Recently friends decided to ride the RAGBRAI, a 400-600 mile bicycle ride across Iowa, and borrowed my road bike in order to do so. What a delight to see my good buddy, a Cannondale R3, put in a few more miles! It was with terrific enthusiasm that I pulled out all kinds of gear for my friends to put to use. Road riding doesn’t appeal to me like it used to. After about six years of rather aggressive riding in Michigan, I reached my personal best. I put my road bike on the rack several years ago. Single track still interests me a great deal, and I’ll likely pursue that, however humbly, for the rest of my life.
Though I’m a new cyclist to this area, I’m going to look into the Midwest Cycling Community in the next couple of months. I had some work done by High Gear in August, and they did a great job rehabbing my knobby kneed mountain bike. That ride simply needs to be replaced. But, if you have a minute, check out the work being done by THOR and some of the trails they highlight! They are much more difficult than any I’ve ridden but they’re beautiful, and their work is a credit toward maintaining our natural resources.

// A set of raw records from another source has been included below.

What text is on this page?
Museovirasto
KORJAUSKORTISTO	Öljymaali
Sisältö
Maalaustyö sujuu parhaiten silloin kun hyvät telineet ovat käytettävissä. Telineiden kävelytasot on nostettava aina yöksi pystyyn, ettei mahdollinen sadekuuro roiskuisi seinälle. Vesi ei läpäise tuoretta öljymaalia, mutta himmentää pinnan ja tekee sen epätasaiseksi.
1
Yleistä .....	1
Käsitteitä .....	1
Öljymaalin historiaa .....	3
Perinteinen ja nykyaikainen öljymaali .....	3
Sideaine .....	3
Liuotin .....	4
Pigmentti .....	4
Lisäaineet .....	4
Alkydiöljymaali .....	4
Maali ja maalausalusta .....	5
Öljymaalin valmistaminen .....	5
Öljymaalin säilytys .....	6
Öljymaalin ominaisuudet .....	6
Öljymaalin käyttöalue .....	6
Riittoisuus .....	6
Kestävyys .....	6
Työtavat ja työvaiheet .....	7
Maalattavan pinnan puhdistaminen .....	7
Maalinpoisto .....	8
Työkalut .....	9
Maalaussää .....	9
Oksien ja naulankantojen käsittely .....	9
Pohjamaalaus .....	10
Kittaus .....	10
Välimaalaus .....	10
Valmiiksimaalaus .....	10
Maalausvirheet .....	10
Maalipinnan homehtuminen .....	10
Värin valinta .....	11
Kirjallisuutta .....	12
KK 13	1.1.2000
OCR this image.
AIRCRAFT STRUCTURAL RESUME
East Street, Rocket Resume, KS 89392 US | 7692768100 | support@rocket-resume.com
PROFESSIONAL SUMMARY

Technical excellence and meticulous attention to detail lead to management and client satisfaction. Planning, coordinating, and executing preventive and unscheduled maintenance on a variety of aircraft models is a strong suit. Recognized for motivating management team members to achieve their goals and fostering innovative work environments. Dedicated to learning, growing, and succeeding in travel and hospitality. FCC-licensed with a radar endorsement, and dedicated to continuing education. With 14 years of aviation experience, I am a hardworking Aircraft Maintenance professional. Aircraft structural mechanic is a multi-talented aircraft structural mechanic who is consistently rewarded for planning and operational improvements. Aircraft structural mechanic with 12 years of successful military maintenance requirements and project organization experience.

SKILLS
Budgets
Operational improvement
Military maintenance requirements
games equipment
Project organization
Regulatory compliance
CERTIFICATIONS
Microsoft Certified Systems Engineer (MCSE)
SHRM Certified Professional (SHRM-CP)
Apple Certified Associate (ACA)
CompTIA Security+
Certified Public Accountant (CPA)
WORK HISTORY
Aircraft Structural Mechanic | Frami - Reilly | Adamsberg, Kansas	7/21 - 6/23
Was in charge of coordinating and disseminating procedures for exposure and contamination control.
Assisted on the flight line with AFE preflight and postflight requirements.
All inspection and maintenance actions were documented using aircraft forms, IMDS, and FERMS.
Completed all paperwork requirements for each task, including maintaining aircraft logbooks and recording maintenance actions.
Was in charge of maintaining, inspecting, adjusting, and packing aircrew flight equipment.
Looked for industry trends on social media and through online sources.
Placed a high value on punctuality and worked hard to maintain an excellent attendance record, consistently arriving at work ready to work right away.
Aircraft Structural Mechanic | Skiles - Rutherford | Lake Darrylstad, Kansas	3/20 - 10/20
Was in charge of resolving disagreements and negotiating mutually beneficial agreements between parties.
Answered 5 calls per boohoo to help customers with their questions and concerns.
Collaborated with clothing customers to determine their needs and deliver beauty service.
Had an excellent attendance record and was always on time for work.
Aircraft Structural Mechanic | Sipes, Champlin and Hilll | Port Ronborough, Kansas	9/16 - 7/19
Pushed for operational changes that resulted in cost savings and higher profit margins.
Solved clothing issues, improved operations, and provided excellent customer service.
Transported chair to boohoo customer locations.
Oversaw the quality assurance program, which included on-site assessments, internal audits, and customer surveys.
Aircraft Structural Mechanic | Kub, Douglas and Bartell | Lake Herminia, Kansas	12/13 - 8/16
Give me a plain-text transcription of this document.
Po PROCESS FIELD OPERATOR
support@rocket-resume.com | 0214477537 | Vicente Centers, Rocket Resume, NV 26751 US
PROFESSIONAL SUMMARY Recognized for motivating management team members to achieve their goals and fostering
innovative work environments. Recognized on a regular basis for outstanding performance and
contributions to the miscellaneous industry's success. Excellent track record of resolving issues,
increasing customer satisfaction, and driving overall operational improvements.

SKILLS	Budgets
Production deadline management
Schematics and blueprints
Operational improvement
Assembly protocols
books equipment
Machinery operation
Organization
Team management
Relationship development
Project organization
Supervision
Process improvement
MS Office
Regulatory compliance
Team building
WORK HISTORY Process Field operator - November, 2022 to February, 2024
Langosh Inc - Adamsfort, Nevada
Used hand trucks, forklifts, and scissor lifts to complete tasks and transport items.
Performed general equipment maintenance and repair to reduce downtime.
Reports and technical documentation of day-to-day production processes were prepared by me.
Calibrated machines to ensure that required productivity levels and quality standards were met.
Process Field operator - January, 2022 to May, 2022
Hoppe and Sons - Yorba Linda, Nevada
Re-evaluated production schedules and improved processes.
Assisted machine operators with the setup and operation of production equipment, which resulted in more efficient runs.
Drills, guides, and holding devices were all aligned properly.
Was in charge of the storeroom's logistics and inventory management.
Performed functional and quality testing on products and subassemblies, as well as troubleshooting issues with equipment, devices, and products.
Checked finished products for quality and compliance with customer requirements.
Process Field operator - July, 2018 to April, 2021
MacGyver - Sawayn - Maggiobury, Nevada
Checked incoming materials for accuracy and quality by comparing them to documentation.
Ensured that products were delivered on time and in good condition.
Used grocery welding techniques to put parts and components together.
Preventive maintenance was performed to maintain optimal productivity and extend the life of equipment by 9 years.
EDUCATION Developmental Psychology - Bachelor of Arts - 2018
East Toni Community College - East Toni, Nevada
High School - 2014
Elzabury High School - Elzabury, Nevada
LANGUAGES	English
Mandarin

Anyone who encountered me during my road riding years knows how passionate I was about riding. I loved it! I loved being outdoors and always came away refreshed, if I hadn’t put myself in the ER as a result of forgetting to hydrate! I loved being so physically disciplined, and able to push myself to reach different goals. I didn’t mind having a rock solid physique either, but there were always people who were thinner, more disciplined, more energetic. I never competed with other people. My fierce competition was to ride more efficiently, go further faster than I did the last ride.
One of my favorite stretches of road is up in northern Michigan, near Harbor Springs. It’s along Route M-119. It’s known to cyclists and tourists as The Tunnel of Trees. It’s a winding, hilly, breathtakingly beautiful single-lane highway that overlooks Lake Michigan. Year after year, I would join a thousand or so riders for the DALMAC, a 400 mile ride which occurs on Labor Day weekend. That stretch of road has curvy hills which spiral downward and, if ridden well, a decent cyclist can reach 40-44 mph. All I remember thinking was that there was nothing between my face, the gravelly pavement, and an oncoming car, should I miscalculate. And yet, I never did wipe out …not there, at least. Part of the beauty had to be in the realization that I’d just ridden 350 miles and I was on the homeward stretch to the Mackinac Bridge. There’s been no substitute for salty sweat running into my eyes, the rain hitting my face, oftentimes blistering heat and a few tears all swirling beneath my Raybans nearly blinding my ride…and then realizing that all is right with the world. That’s a passion! It’s also contentment amid the most trying of circumstances. It’s being able to rest, even though you are exhausted, usually soaking wet from the rain. When you ride you are either on fire, cold or freezing but never, ever just right.
I’ve reserved some of my more earthy stories for another day. But remember this… find something that you are passionate about, and do it. Find a stretch of road that takes your breath away, and ride it. Give yourself fully to your sport, your craft. Don’t be afraid to shed a few tears or a few gallons of sweat in order to see your dream come true!